The agreement is the culmination of a process that began in 2010, when PacifiCorp, environmentalists, farmers, fishermen, and state, federal and Native American tribal governments first agreed to restore the Klamath River. That 2010 pact gave the U.S. Interior Department a major role in decommissioning the dams and required the U.S. Congress to sign off. Congress failed to act by the 2015 deadline, however.

The new agreement, signed on April 6, amends the 2010 pact to eliminate direct federal involvement and the need for congressional authorization. Under the amendment, PacifiCorp has agreed to transfer ownership of the dams to a nonprofit created specifically for the purpose of seeking permission to begin dismantling the dams in 2020 from the Federal Energy Regulatory Commission through a public process available under existing law.

The agreement did meet with some opposition, as described by the LA Times: “Some conservationists complained that the pact gave too much water to irrigators and not enough to fish. California’s Siskiyou County, where three of the dams are located, fought the loss of property taxes and a power source.”

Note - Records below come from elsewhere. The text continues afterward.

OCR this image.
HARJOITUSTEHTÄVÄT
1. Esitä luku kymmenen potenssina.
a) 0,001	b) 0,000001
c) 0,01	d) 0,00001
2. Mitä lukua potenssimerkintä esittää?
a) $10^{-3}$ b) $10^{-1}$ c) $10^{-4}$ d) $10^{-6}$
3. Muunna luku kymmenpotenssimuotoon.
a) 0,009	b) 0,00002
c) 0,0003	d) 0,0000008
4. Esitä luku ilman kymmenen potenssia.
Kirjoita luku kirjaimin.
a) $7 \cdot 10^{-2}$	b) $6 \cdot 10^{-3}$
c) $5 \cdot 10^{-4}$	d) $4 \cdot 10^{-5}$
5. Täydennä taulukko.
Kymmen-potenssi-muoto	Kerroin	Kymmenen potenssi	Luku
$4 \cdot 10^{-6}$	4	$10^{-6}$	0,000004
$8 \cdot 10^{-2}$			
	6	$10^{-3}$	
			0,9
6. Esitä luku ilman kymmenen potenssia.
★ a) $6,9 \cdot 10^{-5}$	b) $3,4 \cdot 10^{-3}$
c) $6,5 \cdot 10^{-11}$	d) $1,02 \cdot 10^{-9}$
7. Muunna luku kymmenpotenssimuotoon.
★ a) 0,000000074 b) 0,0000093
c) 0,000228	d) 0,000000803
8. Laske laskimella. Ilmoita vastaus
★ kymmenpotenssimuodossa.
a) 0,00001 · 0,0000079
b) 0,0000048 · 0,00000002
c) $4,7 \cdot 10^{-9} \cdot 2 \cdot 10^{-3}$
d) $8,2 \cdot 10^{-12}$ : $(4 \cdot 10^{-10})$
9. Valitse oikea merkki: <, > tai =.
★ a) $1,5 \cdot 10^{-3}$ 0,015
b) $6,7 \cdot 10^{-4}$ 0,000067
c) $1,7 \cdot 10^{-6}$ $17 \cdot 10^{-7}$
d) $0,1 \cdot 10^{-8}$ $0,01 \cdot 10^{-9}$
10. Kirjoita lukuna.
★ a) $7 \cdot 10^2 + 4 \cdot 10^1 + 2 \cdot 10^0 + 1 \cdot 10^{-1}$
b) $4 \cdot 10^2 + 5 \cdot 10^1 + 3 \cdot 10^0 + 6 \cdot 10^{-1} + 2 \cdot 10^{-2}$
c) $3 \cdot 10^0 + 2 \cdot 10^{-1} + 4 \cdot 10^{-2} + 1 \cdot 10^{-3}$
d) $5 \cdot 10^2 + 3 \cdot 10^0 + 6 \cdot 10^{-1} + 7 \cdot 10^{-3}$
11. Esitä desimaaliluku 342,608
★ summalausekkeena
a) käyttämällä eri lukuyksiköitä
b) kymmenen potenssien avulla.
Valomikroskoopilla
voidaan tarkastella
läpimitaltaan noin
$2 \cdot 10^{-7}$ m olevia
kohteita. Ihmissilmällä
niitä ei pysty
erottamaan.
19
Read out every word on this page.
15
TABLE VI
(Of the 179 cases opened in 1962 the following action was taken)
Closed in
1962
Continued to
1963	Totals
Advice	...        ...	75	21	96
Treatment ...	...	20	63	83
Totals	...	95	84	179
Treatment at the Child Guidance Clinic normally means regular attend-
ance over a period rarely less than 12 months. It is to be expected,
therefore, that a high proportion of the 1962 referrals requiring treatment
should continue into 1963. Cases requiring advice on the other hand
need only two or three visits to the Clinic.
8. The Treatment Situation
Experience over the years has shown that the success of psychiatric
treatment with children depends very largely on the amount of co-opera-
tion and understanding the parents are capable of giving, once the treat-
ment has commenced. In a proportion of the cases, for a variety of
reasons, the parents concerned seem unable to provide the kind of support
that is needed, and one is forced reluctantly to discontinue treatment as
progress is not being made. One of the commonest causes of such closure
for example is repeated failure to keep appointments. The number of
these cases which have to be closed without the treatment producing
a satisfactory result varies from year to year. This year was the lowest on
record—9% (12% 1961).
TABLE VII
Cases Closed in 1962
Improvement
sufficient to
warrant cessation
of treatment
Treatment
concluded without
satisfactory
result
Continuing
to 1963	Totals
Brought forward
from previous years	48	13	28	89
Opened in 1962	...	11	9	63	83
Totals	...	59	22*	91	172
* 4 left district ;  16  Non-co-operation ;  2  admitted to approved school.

But PacifiCorp, which is a subsidiary of Warren Buffett’s Berkshire Hathaway Inc., portrays the dam dismantling as strictly a business decision. Meeting federal relicensing requirements for the aging dams would have required the company to spend about $400 million on fish ladders and water quality improvements.

“PacifiCorp continues to support the Klamath settlement as a fair way forward for our electricity customers in Oregon, California and beyond,” Stefan Bird, president and CEO of Pacific Power, a division of PacifiCorp, said in a statement. “The company is committed to continuing to work with our settlement partners to fully enact this important agreement.”

“These agreements are more than ink and paper, they are a roadmap to the future of the Klamath Basin and of the people who live there,” Oregon Governor Kate Brown said in a statement. “I’m proud to be a part of a plan that invokes the spirit of collaboration to ensure the recovery of the Klamath’s historic fishing grounds while sustaining the region’s farming and ranching heritage.”